Die Möglichkeit der Live-Befragung mittels unserer Veranstaltungs-App wurde von den Teilnehmern gut angenommen und führte zu interessanten Ergebnissen im Laufe des Tages.

Dr. Holger Bingmann, Präsident des BGA, sprach in seiner Key-Note über die wachsenden Herausforderungen in der globalen Wirtschaft insgesamt und dem dynamischen Marktumfeld in Europa und Deutschland.

In den parallel stattfindenden Workshops wurde über aktuelle Entwicklungen im Bereich Supply-Chain und zum Kreditmanagement diskutiert. Auch das Networking am Veranstaltungstag ist nicht zu kurz gekommen und wurde von den Teilnehmern sehr geschätzt.

Brexit done! Alles gut? – Perspektiven für das deutsch-britische Geschäft

Über die Auswirkungen des anstehenden Brexits und die unterschiedlichen Szenarien wurde von Herrn Dr. Ratzinger, IHK Frankfurt, ein fundierter Überblick und entsprechende Empfehlungen gegeben.
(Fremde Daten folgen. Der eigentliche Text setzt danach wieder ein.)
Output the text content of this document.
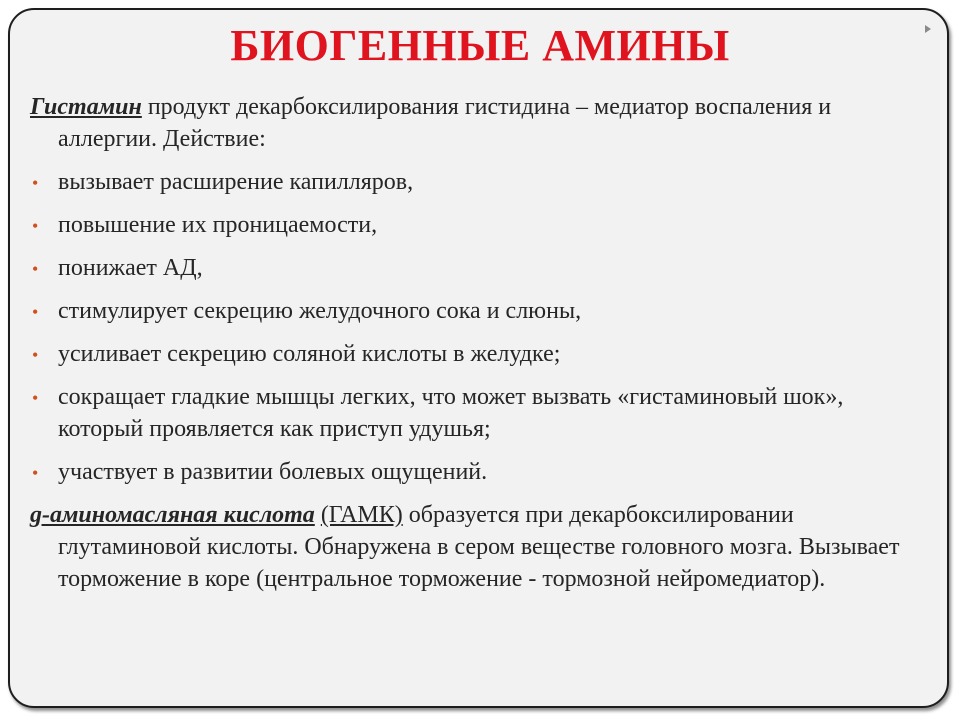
БИОГЕННЫЕ АМИНЫ

Гистамин продукт декарбоксилирования гистидина – медиатор воспаления и аллергии. Действие:

• вызывает расширение капилляров,
• повышение их проницаемости,
• понижает АД,
• стимулирует секрецию желудочного сока и слюны,
• усиливает секрецию соляной кислоты в желудке;
• сокращает гладкие мышцы легких, что может вызвать «гистаминовый шок», который проявляется как приступ удушья;
• участвует в развитии болевых ощущений.

g-аминомасляная кислота (ГАМК) образуется при декарбоксилировании глутаминовой кислоты. Обнаружена в сером веществе головного мозга. Вызывает торможение в коре (центральное торможение - тормозной нейромедиатор).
Erhalten Unternehmen trotz lockerer Zinspolitik ausreichend liquide Mittel?

In der großen Podiumsdiskussion diskutierten Dr. Hendrik Brandis (Earlybird), Unternehmer Jan Krückemeyer, Anja Bukowski (KfW-Mittelstandsbank) und Guy Selbherr (Bürgschaftsbank Baden-Württemberg) die Frage, wie Gründung, Wachstum, Strukturwandel und Übergang im Unternehmen finanziert werden.

In seinem Abschlussvortrag gab Dr. Georg Wittmann, Geschäftsführer von ibi research, einen Überblick zur Digitalisierung des Vertriebs im Großhandel und zeigte einige interessante Ergebnisse unserer gemeinsamen Studie zum Thema B2B-E-Commerce auf.